Băile Herculane - A collection of hotels and baths that once made up an Austro-Hungarian thermal waters resort is being destroyed under the harsh weather of its surrounding mountains.
Erected between 1810 and 1906, following, in part, the plans of some illustrious architects of the former Empire, the buildings have been merely abandoned, in the last decades. Although they transitioned various ownerships, one thing stayed the same: the lack of investments and the lack of regard for their cultural value.
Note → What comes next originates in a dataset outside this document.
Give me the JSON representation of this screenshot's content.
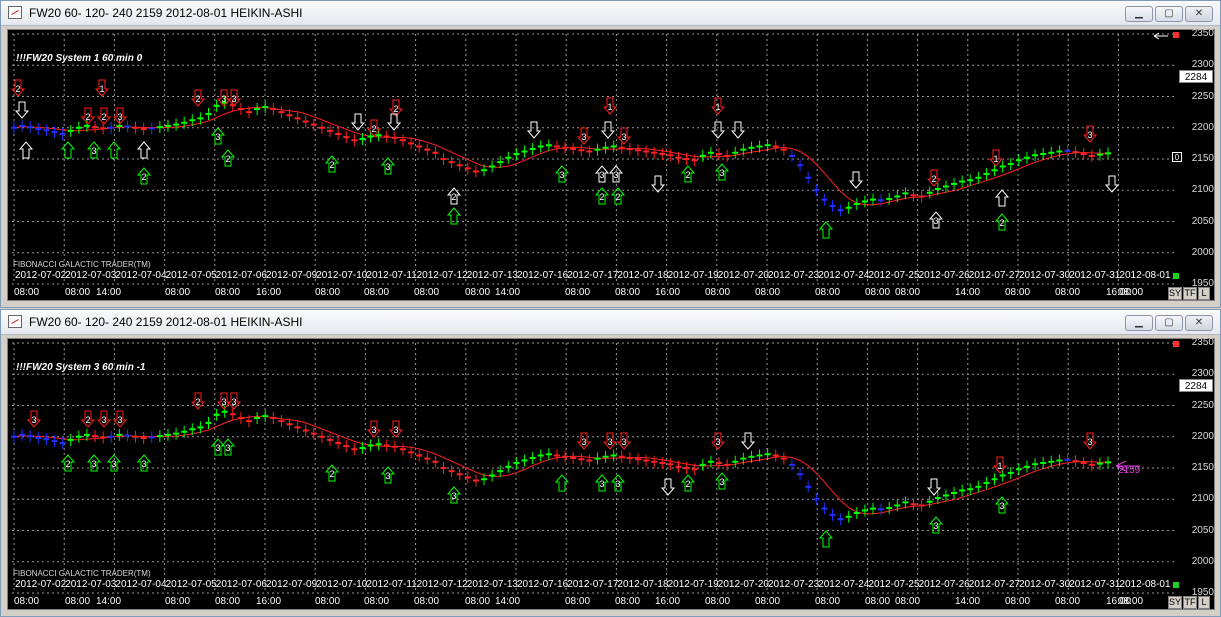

What aggravated their condition was their privatisation, signed twenty-two years ago, when they were sold to a company owned by a member of the political ruling party. Proving no interest in reviving these buildings – unanimously classified as historical monuments by the Romanian state – the new landlord kept them for a few years, then alienated them to all sorts of entrepreneurial figures. This large transfer of property is characterised as a sophisticated embezzlement scheme by the anti-organised crime Romanian prosecutors, who indicted everyone involved. Although an attempt to recover a prejudice incurred at the expense of the state, the unfolding trial, with its far reaching implications, draws these valuable buildings even deeper into decay.
As these cultural monuments are dramatically deteriorating, some similar ones, built by the same Austro-Hungarian administration on the current territory of Hungary, are fully functional and in a good state, with a few exceptions.